How can employers ensure support is there for employees experiencing domestic abuse?
We know from our work with employers and other HR professionals that domestic abuse is an issue which is starting to climb up the people agenda for organisations of all sizes. So, what measures can be put in place to help?
Awareness training for line managers: your line managers are the eyes and ears of the organisation. They need to be equipped to be able to spot the signs of domestic abuse (both the obvious and the more subtle signs) and the process steps that should be followed when they know or have a reasonable suspicion that an employee is being abused.
If they don’t feel confident having a difficult or sensitive conversation, they could turn a blind eye to signs of domestic abuse that are obvious which could result in potentially very serious consequences.
Introduce a domestic abuse policy and a toolkit of measures to help and support employees who are experiencing domestic abuse: this will show any employees who are experiencing domestic abuse that there is help and support out there and how to access it. The support measures could include counselling services, local support groups and specialist apps.
Appoint workplace champions: It is important that employers foster an open and inclusive culture where employees can talk freely and safely about even the most sensitive of issues. Creating additional avenues for employees to make confidential disclosures is really important as not everyone will feel confident confiding in their line manager. Champions should include representatives from the organisation’s senior leadership team and have their full endorsement and support.
Make funds available through a loan to any employee suffering abuse: one of the biggest hurdles to people fleeing abuse is the financial implications of leaving the abuser and setting up home elsewhere. Just having enough money of their own to pay a month’s rent and to find a deposit for a rental home is a major barrier to breaking the cycle of abuse. Many perpetrators of abuse exert control over the victim’s finances making it doubly difficult. Employers can help by making funds readily available, as an emergency loan, which can then be repaid at a level which is achievable and realistic.
What are the legal responsibilities of an employer?
It is vital that employers understand their obligations to their employees with regards to abuse. A number of employers’ legal duties will be engaged whenever they are on notice, or suspect, that an employee is the victim of domestic abuse. It is important that employers bear the following obligations in mind and put appropriate safeguarding measures in place.
Provide a safe environment: employers are legally required to provide a safe place of work for their employees, which includes performing risk assessments of their working environment. This has always been the case. As employers start to revisit those risk assessments in the context of a potential return to office-based work for all/part of the working week, it is important that the vulnerability of certain employees is taken into account in that assessment. For example, if an employer suspects that an employee is suffering from domestic abuse, they ought to be first on the list for being returned to the office environment.
Trust and confidence: disclosures made in confidence to line managers / HR about difficulties being experienced at home, need to be treated seriously and with the utmost confidence. It is essential that line managers are properly equipped and appropriately trained to be able to have conversations of a sensitive nature and know where to signpost employees for further help and support. A failure to handle a disclosure sensitively or in confidence could amount to a breach of the duty and result in a complaint for constructive dismissal.

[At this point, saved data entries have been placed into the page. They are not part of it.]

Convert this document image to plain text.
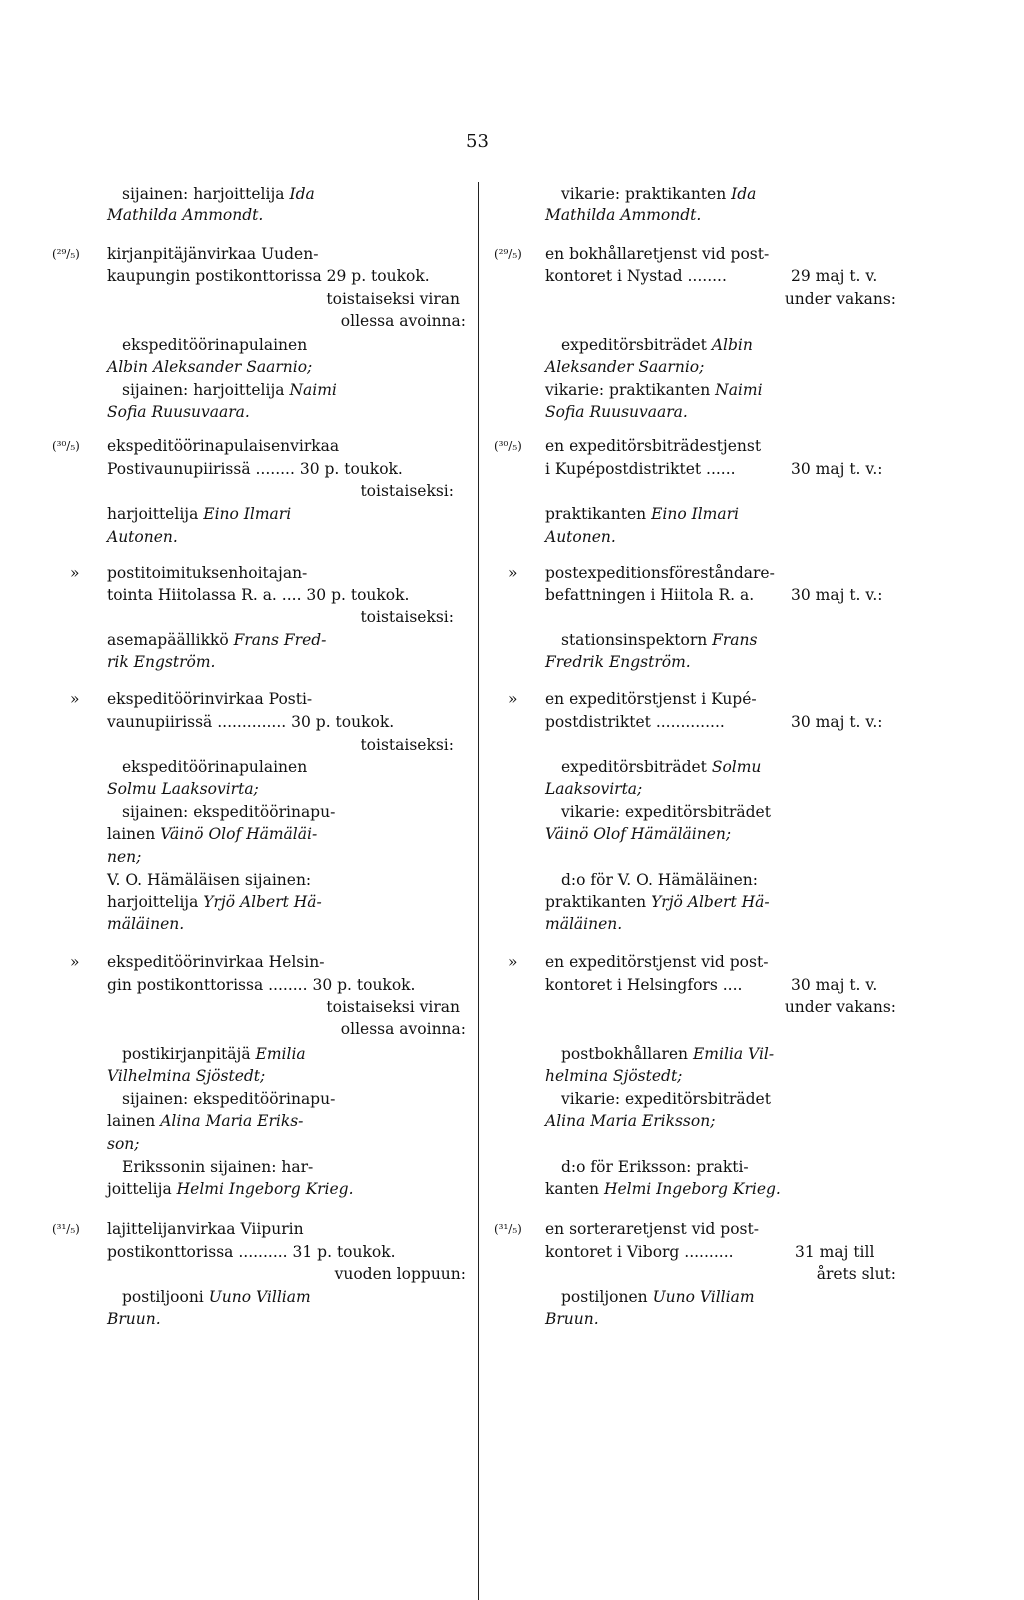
53
sijainen: harjoittelija Ida
Mathilda Ammondt.
vikarie: praktikanten Ida
Mathilda Ammondt.
(²⁹/₅) kirjanpitäjänvirkaa Uuden-
kaupungin postikonttorissa 29 p. toukok.
toistaiseksi viran
ollessa avoinna:
ekspeditöörinapulainen
Albin Aleksander Saarnio;
sijainen: harjoittelija Naimi
Sofia Ruusuvaara.
(²⁹/₅) en bokhållaretjenst vid post-
kontoret i Nystad ........	29 maj t. v.
under vakans:
expeditörsbiträdet Albin
Aleksander Saarnio;
vikarie: praktikanten Naimi
Sofia Ruusuvaara.
(³⁰/₅) ekspeditöörinapulaisenvirkaa
Postivaunupiirissä ........ 30 p. toukok.
toistaiseksi:
harjoittelija Eino Ilmari
Autonen.
(³⁰/₅) en expeditörsbiträdestjenst
i Kupépostdistriktet ......	30 maj t. v.:
praktikanten Eino Ilmari
Autonen.
» postitoimituksenhoitajan-
tointa Hiitolassa R. a. .... 30 p. toukok.
toistaiseksi:
asemapäällikkö Frans Fred-
rik Engström.
» postexpeditionsföreståndare-
befattningen i Hiitola R. a. 30 maj t. v.:
stationsinspektorn Frans
Fredrik Engström.
» ekspeditöörinvirkaa Posti-
vaunupiirissä .............. 30 p. toukok.
toistaiseksi:
ekspeditöörinapulainen
Solmu Laaksovirta;
sijainen: ekspeditöörinapu-
lainen Väinö Olof Hämäläi-
nen;
V. O. Hämäläisen sijainen:
harjoittelija Yrjö Albert Hä-
mäläinen.
» en expeditörstjenst i Kupé-
postdistriktet ..............	30 maj t. v.:
expeditörsbiträdet Solmu
Laaksovirta;
vikarie: expeditörsbiträdet
Väinö Olof Hämäläinen;
d:o för V. O. Hämäläinen:
praktikanten Yrjö Albert Hä-
mäläinen.
» ekspeditöörinvirkaa Helsin-
gin postikonttorissa ........ 30 p. toukok.
toistaiseksi viran
ollessa avoinna:
postikirjanpitäjä Emilia
Vilhelmina Sjöstedt;
sijainen: ekspeditöörinapu-
lainen Alina Maria Eriks-
son;
Erikssonin sijainen: har-
joittelija Helmi Ingeborg Krieg.
» en expeditörstjenst vid post-
kontoret i Helsingfors ....	30 maj t. v.
under vakans:
postbokhållaren Emilia Vil-
helmina Sjöstedt;
vikarie: expeditörsbiträdet
Alina Maria Eriksson;
d:o för Eriksson: prakti-
kanten Helmi Ingeborg Krieg.
(³¹/₅) lajittelijanvirkaa Viipurin
postikonttorissa .......... 31 p. toukok.
vuoden loppuun:
postiljooni Uuno Villiam
Bruun.
(³¹/₅) en sorteraretjenst vid post-
kontoret i Viborg ..........	31 maj till
årets slut:
postiljonen Uuno Villiam
Bruun.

Disability and reasonable adjustments: it is commonly the case that victims of domestic abuse go on to experience poor mental health or other health issues. Employers should be alive to this as a possibility and potential cause of the medical issues that have arisen. As well as being cognisant of the relevant legal duties under the Equality Act 2010 that are engaged when dealing with a situation concerning a potentially disabled employee, employers also need to be proactive in seeking to address the underlying cause and offering help and support.

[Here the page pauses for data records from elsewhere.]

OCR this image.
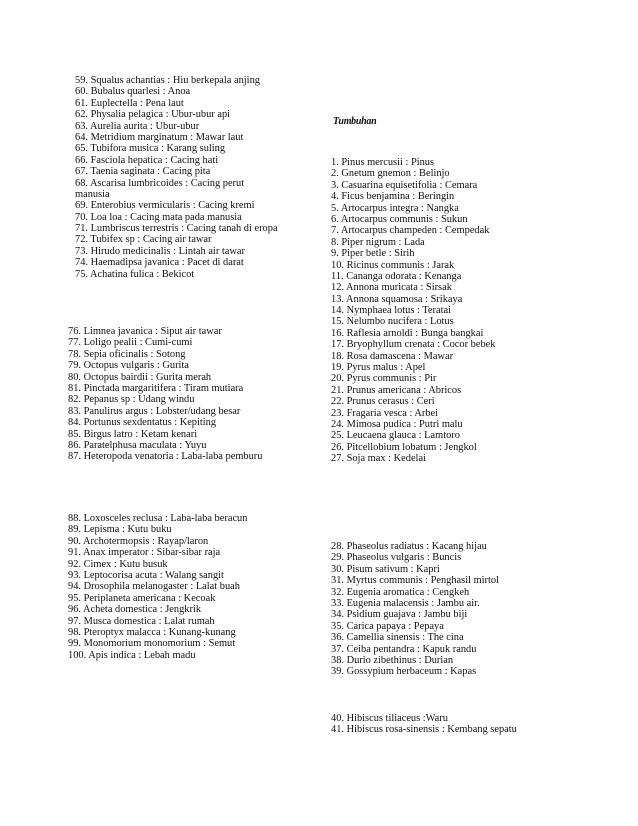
59. Squalus achantias : Hiu berkepala anjing
60. Bubalus quarlesi : Anoa
61. Euplectella : Pena laut
62. Physalia pelagica : Ubur-ubur api
63. Aurelia aurita : Ubur-ubur
64. Metridium marginatum : Mawar laut
65. Tubifora musica : Karang suling
66. Fasciola hepatica : Cacing hati
67. Taenia saginata : Cacing pita
68. Ascarisa lumbricoides : Cacing perut
manusia
69. Enterobius vermicularis : Cacing kremi
70. Loa loa : Cacing mata pada manusia
71. Lumbriscus terrestris : Cacing tanah di eropa
72. Tubifex sp : Cacing air tawar
73. Hirudo medicinalis : Lintah air tawar
74. Haemadipsa javanica : Pacet di darat
75. Achatina fulica : Bekicot
76. Limnea javanica : Siput air tawar
77. Loligo pealii : Cumi-cumi
78. Sepia oficinalis : Sotong
79. Octopus vulgaris : Gurita
80. Octopus bairdii : Gurita merah
81. Pinctada margaritifera : Tiram mutiara
82. Pepanus sp : Udang windu
83. Panulirus argus : Lobster/udang besar
84. Portunus sexdentatus : Kepiting
85. Birgus latro : Ketam kenari
86. Paratelphusa maculata : Yuyu
87. Heteropoda venatoria : Laba-laba pemburu
88. Loxosceles reclusa : Laba-laba beracun
89. Lepisma : Kutu buku
90. Archotermopsis : Rayap/laron
91. Anax imperator : Sibar-sibar raja
92. Cimex : Kutu busuk
93. Leptocorisa acuta : Walang sangit
94. Drosophila melanogaster : Lalat buah
95. Periplaneta americana : Kecoak
96. Acheta domestica : Jengkrik
97. Musca domestica : Lalat rumah
98. Pteroptyx malacca : Kunang-kunang
99. Monomorium monomorium : Semut
100. Apis indica : Lebah madu
Tumbuhan
1. Pinus mercusii : Pinus
2. Gnetum gnemon : Belinjo
3. Casuarina equisetifolia : Cemara
4. Ficus benjamina : Beringin
5. Artocarpus integra : Nangka
6. Artocarpus communis : Sukun
7. Artocarpus champeden : Cempedak
8. Piper nigrum : Lada
9. Piper betle : Sirih
10. Ricinus communis : Jarak
11. Cananga odorata : Kenanga
12. Annona muricata : Sirsak
13. Annona squamosa : Srikaya
14. Nymphaea lotus : Teratai
15. Nelumbo nucifera : Lotus
16. Raflesia arnoldi : Bunga bangkai
17. Bryophyllum crenata : Cocor bebek
18. Rosa damascena : Mawar
19. Pyrus malus : Apel
20. Pyrus communis : Pir
21. Prunus americana : Abricos
22. Prunus cerasus : Ceri
23. Fragaria vesca : Arbei
24. Mimosa pudica : Putri malu
25. Leucaena glauca : Lamtoro
26. Pitcellobium lobatum : Jengkol
27. Soja max : Kedelai
28. Phaseolus radiatus : Kacang hijau
29. Phaseolus vulgaris : Buncis
30. Pisum sativum : Kapri
31. Myrtus communis : Penghasil mirtol
32. Eugenia aromatica : Cengkeh
33. Eugenia malacensis : Jambu air.
34. Psidium guajava : Jambu biji
35. Carica papaya : Pepaya
36. Camellia sinensis : The cina
37. Ceiba pentandra : Kapuk randu
38. Durio zibethinus : Durian
39. Gossypium herbaceum : Kapas
40. Hibiscus tiliaceus :Waru
41. Hibiscus rosa-sinensis : Kembang sepatu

The business case for employers to tackle domestic abuse head-on is overwhelming: domestic abuse and its effects are estimated to cost employers in the UK £1.6 billion annually. We also know that a staggering 2.4 million people were subject to domestic abuse in 2020 alone, the vast majority of whom will be in employment, somewhere. So, as employers, it’s time to start acting and doing what you can to effect change and provide support to the vulnerable employees in your organisations.